Alljährlich machen sich tausende von Armutsflüchtlingen auf den Weg, um von Afrika aus nach Europa zu gelangen. Die Straße von Gibraltar stellt dabei die kürzeste Verbindung zwischen den Kontinenten dar. Allein im Jahr 2000 sollen über 15.000 Menschen versucht haben, auf diese Weise illegal nach Spanien zu gelangen. Und schätzungsweise 5.000 Flüchtlinge sind in den vergangenen fünf Jahren bei diesem Versuch ertrunken.

Mit seinem Film „Anansi“ gibt der deutsche Regisseur Fritz Baumann dem Massenphänomen ein Gesicht und eine exemplarische Geschichte. Es ist die Geschichte von drei jungen Leuten aus Ghana, die sich eines Tages aufmachen, im Norden ein besseres Leben zu suchen. Das ist der Fotograf Kojo, der ein kleines Atelier betreibt, in dem er seine Kunden vor handgemalten Kulissen fotografiert, welche die bunten Seiten westlicher Konsumkultur zeigen: die Landetreppe eines Flugzeugs, ein europäisches Badezimmer oder eine moderne Küche mit gefülltem Kühlschrank. Seine Freundin Carla betreibt nebenan einen kleinen Kiosk, und der Kurierfahrer Zaza, den die Erinnerungen an erlebte Gewalt in seinem Heimatland Togo plagen, wohnt im Hinterzimmer des Ladens. Sie alle lassen sich von dem windigen Sir Francis, der mit einem dicken Mercedes aus Deutschland in seinen Heimatort zurückgekehrt ist, zur Auswanderung bewegen. Francis verspricht, ihnen die Ausreise zu ermöglichen, besorgt ihnen gefälschte Papiere und schmuggelt die Freunde auf ein russisches Schiff. Dummerweise verpasst er selbst den richtigen Zeitpunkt, das Schiff zu verlassen. So muss er seine Klienten auf ihrer Reise begleiten.

Freundlich folkloristisch ist das Bild, das Baumann vom afrikanischen Alltag zeichnet, und so richtig zwingend erscheint die Flucht seiner Protagonisten daher nicht. Dennoch wird sie bald zum tödlichen Ernst, als ein mitreisender blinder Passagier seinen Verletzungen erliegt, die ganze Gruppe entdeckt und von der Besatzung auf einem Floß ausgesetzt wird.
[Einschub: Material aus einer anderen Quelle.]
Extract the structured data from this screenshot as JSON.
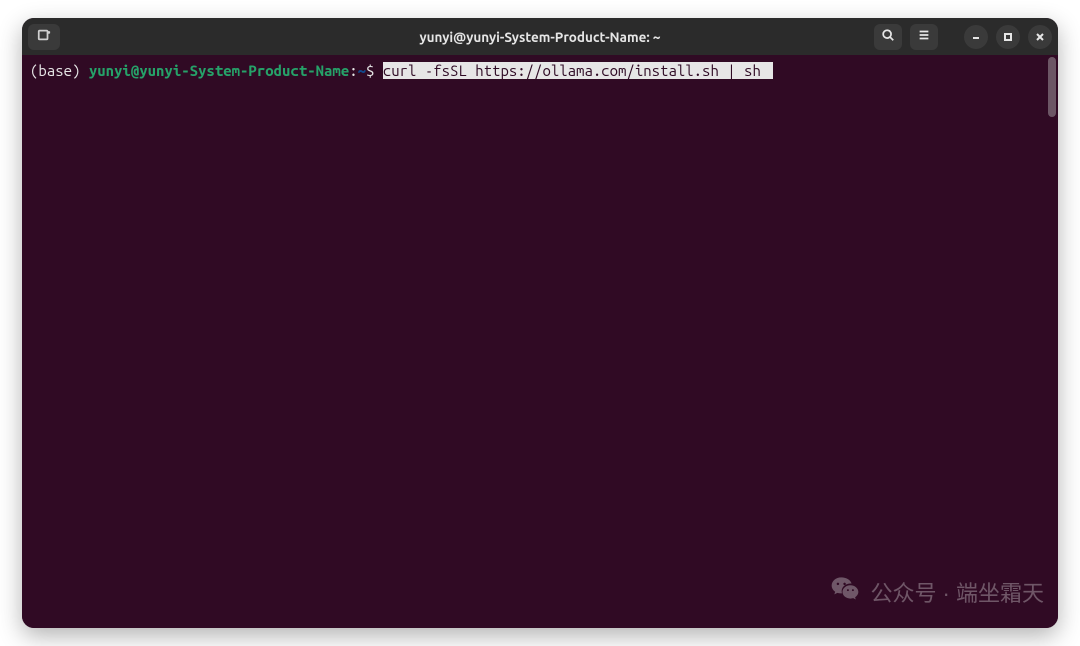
{
  "titlebar": {
    "title": "yunyi@yunyi-System-Product-Name: ~"
  },
  "prompt": {
    "env": "(base) ",
    "user_host": "yunyi@yunyi-System-Product-Name",
    "colon": ":",
    "cwd": "~",
    "dollar": "$ ",
    "command": "curl -fsSL https://ollama.com/install.sh | sh "
  },
  "watermark": {
    "text": "公众号 · 端坐霜天"
  }
}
In Mauretanien gestrandet, gelangen die übrig gebliebenen vier zu Fuß bis an die marokkanischen Küste, wo Schleuser ihnen die Überfahrt vermitteln. Etwas plakativ, fast wie ein Lehrfilm, zeichnet „Anansi“ die Etappen eines Exodus nach, der die drei Hauptfiguren am Ende bis nach Berlin führt. Das pädagogische Anliegen, diese Flucht anschaulich zu machen, reduziert die Geschichte zuweilen allerdings auf ihr Grundgerüst: So sind die Guten schlicht gut, die Bösen schlicht fies, und die Beziehungen zwischen den Figuren kommen über das allgemein Gutmenschelnde kaum hinaus.

Zu den Stärken gehört zweifellos, dass sich die Filmcrew an die authentischen Drehorte begeben hat. In Ghana, Marokko und Südspanien gedreht, zeigt „Anansie“ zentrale Durchgangsstationen heutiger Wanderbewegungen: etwa die riesigen Felder und Gewächshauskolonien, auf denen sich zahlreiche illegale Arbeiter aus Afrika und dem Maghreb für ein Handgeld verdingen. Es ist symptomatisch, dass diese Realität, die sich im Verborgenen abspielt, bislang so wenig in fiktiven Stoffen ihren Niederschlag gefunden hat. Und man kann vermuten, dass viele dieser Lebenswege um einiges surrealer sind, als sie jede noch so fantastische Adaption schildern könnte.

Den Regisseur Baumann bewegt das Thema der globalen Migrationströme, seit er in den Siebzigerjahren als Entwicklungshelfer auf Jamaika arbeitete.

Schon in seinem Dokumentarfilm „Die Reise des Löwen“ etwa folgte er den Spuren eines jamaikanischen Rastafaris nach Westafrika. Für „Anansie“ konnte er nun nicht nur eine wirklich internationale Darstellerriege gewinnen – etwa George Quaye, der in Ghana ein veritabler Soapstar ist. Auch für die Filmmusik kamen Baumann seine vielfältigen Kontakte zugute: So konnte er neben dem Münchner Oud-Spieler Roman Bunka für ein Stück auch den US-Reggaestar Shaggy gewinnen, den Baumann noch aus seiner Zeit in Jamaika kennt.

„Anansie“. Regie: Fritz Baumann. Mit George Quaye, Maynard Eziashi, Naomi Harris. Deutschland 2001, 81 Min.